While SCO Smith may ultimately manage to hold on to the charge, there is a good chance some of his most valuable evidence may no longer be relevant.
With regard to the events of January 6 and the efforts of the Biden DOJ to define a segment of the GOP as “domestic terrorists, the news Friday of the Supreme Court’s decision in United States v. Fischer — cutting the legs out from under DOJ’s use of an “obstruction of justice” statute to proseçute January 6 protesters — has generated some discussion online and on-air about what the Fischer decision might mean for the indictment obtained by Special Counsel Jack Smith against former President Trump.
I’ve read much and listened to some of the various pundits and journalists — from both sides of the political spectrum — and most of it comes in the form of two-dimensional thinking.
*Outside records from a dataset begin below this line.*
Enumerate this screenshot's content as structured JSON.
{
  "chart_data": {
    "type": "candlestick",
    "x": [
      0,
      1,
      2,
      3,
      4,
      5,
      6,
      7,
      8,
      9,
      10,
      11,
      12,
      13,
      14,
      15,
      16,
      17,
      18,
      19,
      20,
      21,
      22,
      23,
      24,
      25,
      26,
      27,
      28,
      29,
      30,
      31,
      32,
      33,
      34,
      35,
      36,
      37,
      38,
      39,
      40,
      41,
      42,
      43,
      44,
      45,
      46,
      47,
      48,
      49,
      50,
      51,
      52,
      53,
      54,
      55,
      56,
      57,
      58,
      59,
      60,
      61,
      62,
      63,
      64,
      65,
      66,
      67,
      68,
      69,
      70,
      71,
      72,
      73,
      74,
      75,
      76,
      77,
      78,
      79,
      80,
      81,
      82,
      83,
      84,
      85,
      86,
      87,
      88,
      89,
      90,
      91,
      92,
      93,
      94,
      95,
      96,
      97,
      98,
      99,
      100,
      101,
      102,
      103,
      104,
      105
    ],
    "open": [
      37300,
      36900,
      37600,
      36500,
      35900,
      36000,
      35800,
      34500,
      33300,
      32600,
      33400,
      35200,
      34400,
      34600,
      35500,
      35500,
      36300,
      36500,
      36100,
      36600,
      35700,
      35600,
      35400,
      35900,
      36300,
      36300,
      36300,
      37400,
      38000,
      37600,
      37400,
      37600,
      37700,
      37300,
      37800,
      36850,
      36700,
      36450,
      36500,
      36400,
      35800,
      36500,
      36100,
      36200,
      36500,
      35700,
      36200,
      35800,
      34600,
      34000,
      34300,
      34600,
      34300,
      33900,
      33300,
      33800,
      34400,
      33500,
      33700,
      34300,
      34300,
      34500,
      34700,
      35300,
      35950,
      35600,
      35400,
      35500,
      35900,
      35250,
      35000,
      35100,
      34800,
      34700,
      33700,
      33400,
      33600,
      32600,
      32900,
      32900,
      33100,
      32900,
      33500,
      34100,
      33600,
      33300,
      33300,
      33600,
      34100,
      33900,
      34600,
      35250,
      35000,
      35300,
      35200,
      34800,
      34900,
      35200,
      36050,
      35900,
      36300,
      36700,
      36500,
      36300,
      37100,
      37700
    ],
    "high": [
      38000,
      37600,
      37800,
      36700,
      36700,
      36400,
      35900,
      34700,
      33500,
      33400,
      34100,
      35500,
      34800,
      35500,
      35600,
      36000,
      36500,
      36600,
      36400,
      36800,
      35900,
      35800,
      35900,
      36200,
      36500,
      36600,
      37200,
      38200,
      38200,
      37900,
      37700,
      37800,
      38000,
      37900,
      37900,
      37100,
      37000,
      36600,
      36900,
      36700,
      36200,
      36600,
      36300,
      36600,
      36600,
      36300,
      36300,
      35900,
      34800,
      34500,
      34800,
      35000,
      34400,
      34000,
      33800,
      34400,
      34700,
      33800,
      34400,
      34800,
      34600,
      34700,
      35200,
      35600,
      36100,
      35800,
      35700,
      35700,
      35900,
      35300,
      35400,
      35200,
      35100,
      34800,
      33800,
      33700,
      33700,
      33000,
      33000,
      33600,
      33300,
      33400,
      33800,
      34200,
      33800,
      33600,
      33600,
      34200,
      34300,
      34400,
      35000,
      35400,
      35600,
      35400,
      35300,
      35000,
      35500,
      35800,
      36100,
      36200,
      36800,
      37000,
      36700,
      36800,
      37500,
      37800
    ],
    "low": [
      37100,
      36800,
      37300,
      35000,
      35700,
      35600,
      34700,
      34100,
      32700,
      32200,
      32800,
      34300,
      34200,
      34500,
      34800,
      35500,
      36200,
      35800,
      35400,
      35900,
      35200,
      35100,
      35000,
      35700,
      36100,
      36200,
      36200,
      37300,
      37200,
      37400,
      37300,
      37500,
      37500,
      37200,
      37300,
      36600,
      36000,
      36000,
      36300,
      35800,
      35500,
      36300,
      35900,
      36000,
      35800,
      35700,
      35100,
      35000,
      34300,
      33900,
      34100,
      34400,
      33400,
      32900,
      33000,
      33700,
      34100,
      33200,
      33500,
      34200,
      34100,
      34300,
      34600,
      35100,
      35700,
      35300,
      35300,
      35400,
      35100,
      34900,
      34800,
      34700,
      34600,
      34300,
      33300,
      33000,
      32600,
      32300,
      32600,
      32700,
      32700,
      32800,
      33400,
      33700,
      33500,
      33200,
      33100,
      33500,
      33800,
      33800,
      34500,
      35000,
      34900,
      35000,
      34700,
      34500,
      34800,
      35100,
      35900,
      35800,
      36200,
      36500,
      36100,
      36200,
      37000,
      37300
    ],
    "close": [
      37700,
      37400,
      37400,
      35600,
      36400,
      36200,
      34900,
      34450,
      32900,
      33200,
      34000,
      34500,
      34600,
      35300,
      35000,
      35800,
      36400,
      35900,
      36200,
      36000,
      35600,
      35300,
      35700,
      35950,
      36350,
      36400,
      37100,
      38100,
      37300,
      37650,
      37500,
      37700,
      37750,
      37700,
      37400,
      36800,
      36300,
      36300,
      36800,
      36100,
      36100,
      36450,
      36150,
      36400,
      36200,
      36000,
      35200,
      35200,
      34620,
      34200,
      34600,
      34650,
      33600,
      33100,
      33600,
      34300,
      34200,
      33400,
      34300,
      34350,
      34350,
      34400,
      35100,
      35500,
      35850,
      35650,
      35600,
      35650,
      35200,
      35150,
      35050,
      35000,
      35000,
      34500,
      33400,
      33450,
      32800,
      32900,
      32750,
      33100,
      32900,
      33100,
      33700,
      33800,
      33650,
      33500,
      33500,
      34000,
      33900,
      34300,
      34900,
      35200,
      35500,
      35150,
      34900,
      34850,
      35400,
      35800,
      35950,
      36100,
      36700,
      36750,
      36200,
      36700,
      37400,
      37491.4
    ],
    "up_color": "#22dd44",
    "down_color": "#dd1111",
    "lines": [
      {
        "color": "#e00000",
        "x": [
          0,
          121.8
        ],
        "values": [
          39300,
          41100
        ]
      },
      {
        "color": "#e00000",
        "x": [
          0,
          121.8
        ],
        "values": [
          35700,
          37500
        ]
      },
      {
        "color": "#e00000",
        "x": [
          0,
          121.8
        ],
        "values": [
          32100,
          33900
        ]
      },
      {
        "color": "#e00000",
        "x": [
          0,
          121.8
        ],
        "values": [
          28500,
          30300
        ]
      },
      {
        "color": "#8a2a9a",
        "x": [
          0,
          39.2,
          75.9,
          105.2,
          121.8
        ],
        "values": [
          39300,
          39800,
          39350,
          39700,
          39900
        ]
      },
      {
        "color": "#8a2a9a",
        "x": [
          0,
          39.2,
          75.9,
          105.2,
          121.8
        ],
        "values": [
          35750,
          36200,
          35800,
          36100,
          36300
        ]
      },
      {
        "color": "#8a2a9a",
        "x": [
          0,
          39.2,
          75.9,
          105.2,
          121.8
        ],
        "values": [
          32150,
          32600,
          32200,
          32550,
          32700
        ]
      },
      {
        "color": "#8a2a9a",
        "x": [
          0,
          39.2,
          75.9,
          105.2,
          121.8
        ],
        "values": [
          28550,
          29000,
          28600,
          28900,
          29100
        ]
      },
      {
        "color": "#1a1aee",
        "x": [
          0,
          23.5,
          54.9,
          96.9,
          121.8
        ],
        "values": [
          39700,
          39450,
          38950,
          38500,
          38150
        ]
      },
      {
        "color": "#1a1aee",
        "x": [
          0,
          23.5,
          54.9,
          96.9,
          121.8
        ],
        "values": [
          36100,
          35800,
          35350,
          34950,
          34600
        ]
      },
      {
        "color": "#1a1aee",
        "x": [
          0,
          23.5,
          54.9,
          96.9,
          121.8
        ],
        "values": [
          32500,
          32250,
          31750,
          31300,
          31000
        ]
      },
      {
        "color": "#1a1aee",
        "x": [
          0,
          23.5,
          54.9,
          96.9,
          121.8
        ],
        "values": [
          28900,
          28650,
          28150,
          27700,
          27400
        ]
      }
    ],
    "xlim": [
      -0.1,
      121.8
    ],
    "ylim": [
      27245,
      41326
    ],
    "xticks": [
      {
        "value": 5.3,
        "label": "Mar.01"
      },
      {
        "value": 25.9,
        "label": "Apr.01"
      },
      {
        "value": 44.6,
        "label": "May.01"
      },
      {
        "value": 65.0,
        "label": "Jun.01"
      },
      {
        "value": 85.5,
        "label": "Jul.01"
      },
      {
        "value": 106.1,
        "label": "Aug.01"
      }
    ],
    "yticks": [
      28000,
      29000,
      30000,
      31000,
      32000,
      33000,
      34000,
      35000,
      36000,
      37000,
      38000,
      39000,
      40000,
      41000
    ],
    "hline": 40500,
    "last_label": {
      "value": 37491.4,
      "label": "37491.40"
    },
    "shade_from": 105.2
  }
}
Practitioners like myself don’t look at this from the “30,000 foot” level — you have to get down to the details of what is happening the case, how the ground has shifted, and what might ACTUALLY happen as a result. Very few times are there outright “disasters” in this kind of situation for DOJ. SC Smith and his group of assistants have been studying for months how they will respond to an adverse decision in Fischer, and how the might be forced to respond to an adverse decision on the issue of Presidential Immunity that should come down from SCOTUS tomorrow morning.
When a trial litigator evaluates the landscape since Friday, the language of the statute at issue — 18 U.S.C. Sec. 1512(c)(2) — is less an issue than the language in the indictment that charges Trump with a violation of that statute. Here is why:
“On remand, the D. C. Circuit may assess the sufficiency of Count Three of Fischer’s indictment in light of our interpretation of Section 1512(c)(2).
That is Chief Justice Roberts’ final sentence in the Opinion of the Court in the Fischer decision. It does NOT say Sec. 1512(c)(2) cannot be employed as charge in connection with the events of January 6. It says the Appeals Court must take another look at how DOJ charged Mr. Fischer in light of the narrower definition of the statute that the Court has adopted as correct. So the text of the statute is less significant than the text of the indictment. Even if found to be insufficient, the door is open to SC Smith making an effort to alter the language of the indictment to pass the test laid down by SCOTUS.
This is what practitioners do — what is my client charged with?